As part of the Garage Digital program, Golev will produce an interactive research project based on the use of 3D rendering to produce digital visual art.

Image: Melencolia I, Valentin Golev, 2019. Courtesy of Garage

Image: Melencolia I, Valentin Golev, 2019. Courtesy of Garage


Due to safety concerns, London-based artist Anna Engelhardt uses an alias borrowed from a 19th century women’s rights activist and writer born in her home city of Kostroma, in Russia. Ranging from environmental issues and feminism, to colonialism and fake news, Engelhardt’s work reflects on poignant contemporary social and political topics.

In her most recent project, Crimean Bridge, Engelhardt uses deepfake technology to analyse Russia’s colonial politics and ideas of propaganda and disinformation. Similarly, in her project for Garage Digital, Machinic Infrastructures of Truth, Engelhardt will explore the notion of truth-production as an exact art regulated by taught algorithms.

Image: Machinic Infrastructures of Truth, Anna Engelhardt, 2020. Courtesy of Garage
Image: Machinic Infrastructures of Truth, Anna Engelhardt, 2020. Courtesy of Garage

Writer and artist Dzina Zhuk, and artist, computer scientist, and researcher Nikolay Spesivtsev, founded EEEFFF Group, an international art collective focused on the emotional effects of new economic regimes and modern technology.

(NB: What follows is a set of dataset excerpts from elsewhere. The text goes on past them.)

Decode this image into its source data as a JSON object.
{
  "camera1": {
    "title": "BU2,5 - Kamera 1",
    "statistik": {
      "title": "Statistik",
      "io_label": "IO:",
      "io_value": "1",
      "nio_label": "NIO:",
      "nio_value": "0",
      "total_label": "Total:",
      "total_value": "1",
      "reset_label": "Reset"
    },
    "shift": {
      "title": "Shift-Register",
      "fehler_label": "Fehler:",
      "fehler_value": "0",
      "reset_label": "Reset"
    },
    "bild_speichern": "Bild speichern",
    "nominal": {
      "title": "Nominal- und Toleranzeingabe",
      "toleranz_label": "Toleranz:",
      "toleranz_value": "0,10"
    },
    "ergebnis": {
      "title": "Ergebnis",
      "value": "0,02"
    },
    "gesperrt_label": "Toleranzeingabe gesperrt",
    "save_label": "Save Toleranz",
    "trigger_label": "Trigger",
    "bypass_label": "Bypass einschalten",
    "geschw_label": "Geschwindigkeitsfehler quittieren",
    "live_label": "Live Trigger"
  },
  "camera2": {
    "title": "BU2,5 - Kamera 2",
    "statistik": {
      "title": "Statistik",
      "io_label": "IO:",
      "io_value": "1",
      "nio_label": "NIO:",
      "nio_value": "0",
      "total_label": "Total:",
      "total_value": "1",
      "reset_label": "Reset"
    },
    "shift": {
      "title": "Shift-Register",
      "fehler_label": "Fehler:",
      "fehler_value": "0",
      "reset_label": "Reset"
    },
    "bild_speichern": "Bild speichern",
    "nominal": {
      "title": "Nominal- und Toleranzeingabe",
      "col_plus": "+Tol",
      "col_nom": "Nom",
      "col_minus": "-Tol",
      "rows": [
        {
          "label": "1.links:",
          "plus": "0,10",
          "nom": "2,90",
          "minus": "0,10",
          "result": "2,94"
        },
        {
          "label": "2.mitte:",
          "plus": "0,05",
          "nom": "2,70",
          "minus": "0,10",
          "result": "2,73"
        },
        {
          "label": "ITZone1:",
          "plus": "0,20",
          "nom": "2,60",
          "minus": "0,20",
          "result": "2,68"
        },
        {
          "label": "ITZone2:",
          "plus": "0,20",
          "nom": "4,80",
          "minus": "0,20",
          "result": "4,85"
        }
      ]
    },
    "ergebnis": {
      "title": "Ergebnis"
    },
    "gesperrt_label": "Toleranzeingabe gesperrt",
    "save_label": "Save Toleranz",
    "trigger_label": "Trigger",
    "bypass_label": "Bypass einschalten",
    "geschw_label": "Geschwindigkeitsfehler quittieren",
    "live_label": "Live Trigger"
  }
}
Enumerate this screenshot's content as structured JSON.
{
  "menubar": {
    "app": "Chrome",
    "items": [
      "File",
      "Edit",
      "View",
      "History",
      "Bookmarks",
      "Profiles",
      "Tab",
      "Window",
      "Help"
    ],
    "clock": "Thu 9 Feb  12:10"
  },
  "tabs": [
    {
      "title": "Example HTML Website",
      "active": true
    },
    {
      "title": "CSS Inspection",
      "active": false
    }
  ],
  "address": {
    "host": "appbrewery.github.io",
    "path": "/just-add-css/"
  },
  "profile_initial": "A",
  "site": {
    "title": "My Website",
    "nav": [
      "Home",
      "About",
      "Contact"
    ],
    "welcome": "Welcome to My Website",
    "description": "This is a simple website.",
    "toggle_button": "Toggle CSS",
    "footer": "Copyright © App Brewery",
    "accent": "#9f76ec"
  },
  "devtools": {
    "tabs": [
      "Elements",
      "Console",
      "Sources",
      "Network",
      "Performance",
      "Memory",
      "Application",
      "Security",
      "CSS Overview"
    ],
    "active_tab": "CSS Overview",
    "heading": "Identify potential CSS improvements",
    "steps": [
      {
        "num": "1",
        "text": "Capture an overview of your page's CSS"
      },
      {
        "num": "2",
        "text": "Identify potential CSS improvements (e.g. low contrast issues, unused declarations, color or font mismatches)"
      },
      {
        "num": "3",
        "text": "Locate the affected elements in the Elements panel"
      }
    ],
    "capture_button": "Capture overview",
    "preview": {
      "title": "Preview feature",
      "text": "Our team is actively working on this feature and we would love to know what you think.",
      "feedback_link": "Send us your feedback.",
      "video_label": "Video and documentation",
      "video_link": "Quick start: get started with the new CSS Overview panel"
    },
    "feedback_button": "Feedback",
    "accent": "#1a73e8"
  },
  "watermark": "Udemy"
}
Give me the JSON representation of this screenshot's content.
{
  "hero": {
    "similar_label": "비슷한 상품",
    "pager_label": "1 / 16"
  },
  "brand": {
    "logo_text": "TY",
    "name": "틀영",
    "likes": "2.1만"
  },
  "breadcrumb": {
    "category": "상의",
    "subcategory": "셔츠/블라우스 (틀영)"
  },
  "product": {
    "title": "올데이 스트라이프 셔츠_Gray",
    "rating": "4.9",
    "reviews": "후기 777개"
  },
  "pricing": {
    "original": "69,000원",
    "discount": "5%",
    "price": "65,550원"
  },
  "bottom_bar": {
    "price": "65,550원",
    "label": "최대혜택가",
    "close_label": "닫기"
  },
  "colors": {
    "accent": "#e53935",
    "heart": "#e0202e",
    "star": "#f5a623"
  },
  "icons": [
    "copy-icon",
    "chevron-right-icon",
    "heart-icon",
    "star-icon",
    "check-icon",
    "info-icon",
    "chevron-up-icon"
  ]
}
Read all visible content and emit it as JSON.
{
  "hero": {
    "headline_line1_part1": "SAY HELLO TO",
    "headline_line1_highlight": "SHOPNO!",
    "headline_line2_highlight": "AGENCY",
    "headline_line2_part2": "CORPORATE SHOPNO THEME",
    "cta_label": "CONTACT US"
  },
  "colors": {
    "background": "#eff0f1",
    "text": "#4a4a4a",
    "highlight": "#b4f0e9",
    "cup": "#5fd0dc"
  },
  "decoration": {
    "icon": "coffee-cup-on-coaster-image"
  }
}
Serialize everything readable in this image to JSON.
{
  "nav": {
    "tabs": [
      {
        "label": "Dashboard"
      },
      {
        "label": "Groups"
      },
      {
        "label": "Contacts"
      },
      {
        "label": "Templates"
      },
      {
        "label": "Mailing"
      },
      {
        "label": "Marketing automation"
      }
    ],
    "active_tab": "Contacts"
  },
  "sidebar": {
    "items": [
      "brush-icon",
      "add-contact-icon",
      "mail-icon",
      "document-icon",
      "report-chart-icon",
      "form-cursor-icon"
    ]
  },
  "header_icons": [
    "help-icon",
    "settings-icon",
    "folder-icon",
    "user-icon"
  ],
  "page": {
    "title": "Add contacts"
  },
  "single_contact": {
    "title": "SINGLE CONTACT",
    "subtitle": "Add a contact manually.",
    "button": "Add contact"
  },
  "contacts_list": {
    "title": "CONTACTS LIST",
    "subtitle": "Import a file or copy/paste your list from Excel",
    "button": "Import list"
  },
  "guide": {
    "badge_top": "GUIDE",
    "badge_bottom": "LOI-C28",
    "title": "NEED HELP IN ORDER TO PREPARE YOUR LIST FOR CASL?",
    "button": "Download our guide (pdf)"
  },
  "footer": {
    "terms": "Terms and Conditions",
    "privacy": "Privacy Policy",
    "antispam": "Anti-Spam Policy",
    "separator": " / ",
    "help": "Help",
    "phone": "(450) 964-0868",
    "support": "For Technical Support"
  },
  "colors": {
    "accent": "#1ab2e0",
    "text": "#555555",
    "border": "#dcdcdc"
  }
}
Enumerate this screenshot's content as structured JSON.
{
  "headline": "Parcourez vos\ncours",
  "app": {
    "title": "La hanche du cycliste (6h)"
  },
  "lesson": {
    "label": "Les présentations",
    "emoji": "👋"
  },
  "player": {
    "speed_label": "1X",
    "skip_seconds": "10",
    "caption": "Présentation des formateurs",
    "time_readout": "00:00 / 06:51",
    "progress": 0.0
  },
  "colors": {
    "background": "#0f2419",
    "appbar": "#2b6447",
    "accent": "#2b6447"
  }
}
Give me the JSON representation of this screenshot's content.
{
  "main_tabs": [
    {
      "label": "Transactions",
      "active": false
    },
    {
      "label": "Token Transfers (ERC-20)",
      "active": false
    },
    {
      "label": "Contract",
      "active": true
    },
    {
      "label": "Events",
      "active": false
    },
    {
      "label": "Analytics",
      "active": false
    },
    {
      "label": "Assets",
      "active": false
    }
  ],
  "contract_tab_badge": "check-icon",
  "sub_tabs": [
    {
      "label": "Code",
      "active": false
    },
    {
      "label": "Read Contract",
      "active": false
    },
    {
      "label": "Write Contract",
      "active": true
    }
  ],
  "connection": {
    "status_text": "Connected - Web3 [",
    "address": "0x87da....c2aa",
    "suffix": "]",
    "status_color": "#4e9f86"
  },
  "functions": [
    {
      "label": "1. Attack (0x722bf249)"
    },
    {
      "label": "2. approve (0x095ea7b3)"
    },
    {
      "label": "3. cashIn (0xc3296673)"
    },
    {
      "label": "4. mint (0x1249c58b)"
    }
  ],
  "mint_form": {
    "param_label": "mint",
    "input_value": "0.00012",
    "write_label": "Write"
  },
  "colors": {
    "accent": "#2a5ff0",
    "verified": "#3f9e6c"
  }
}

Based between Moscow and Minsk, the collective combines the production of digital work with offline public performances. In their 2018 project, Automated Recreation Zone, EEEFFF invited delivery workers in London to stay for a picnic and share the food they had brought, which they usually transport but never get to try, as a means of reflecting on the injustices of the gig economy.

EEEFFF’s new project for Garage Digital, Outsourcing Paradise, will allow random performers hired through an online recruitment platform to meet each other. Through this, the group will explore the translocality of the post-Soviet space, problematising the modern notion of stress as well as the political economy of the contemporary division between labour and leisure.


Sara Culmann was born in the Russian town of Kirovsk but now lives in Amsterdam, where she is currently completing a Rijksakademie residency. Fascinated by digital innovation, Culmann uses CGI and animation to explore the influence of the economy and technological advancements on socio-cultural stereotypes, semantic paradoxes, and political engagement.

As part of her project for Garage Digital, Agency of NOWHERE, Culmann will explore the potential application of digital software and gaming engines outside of the gaming context. This will be a continuation of the research in her video The Birth of Asset, a 3D animation of a lecture on the concept of an asset—a term used in video game design to describe an indivisible digital entity that contains an idea. In analysing this concept, Culmann ponders on the ways in which programming language could influence our post-digital world.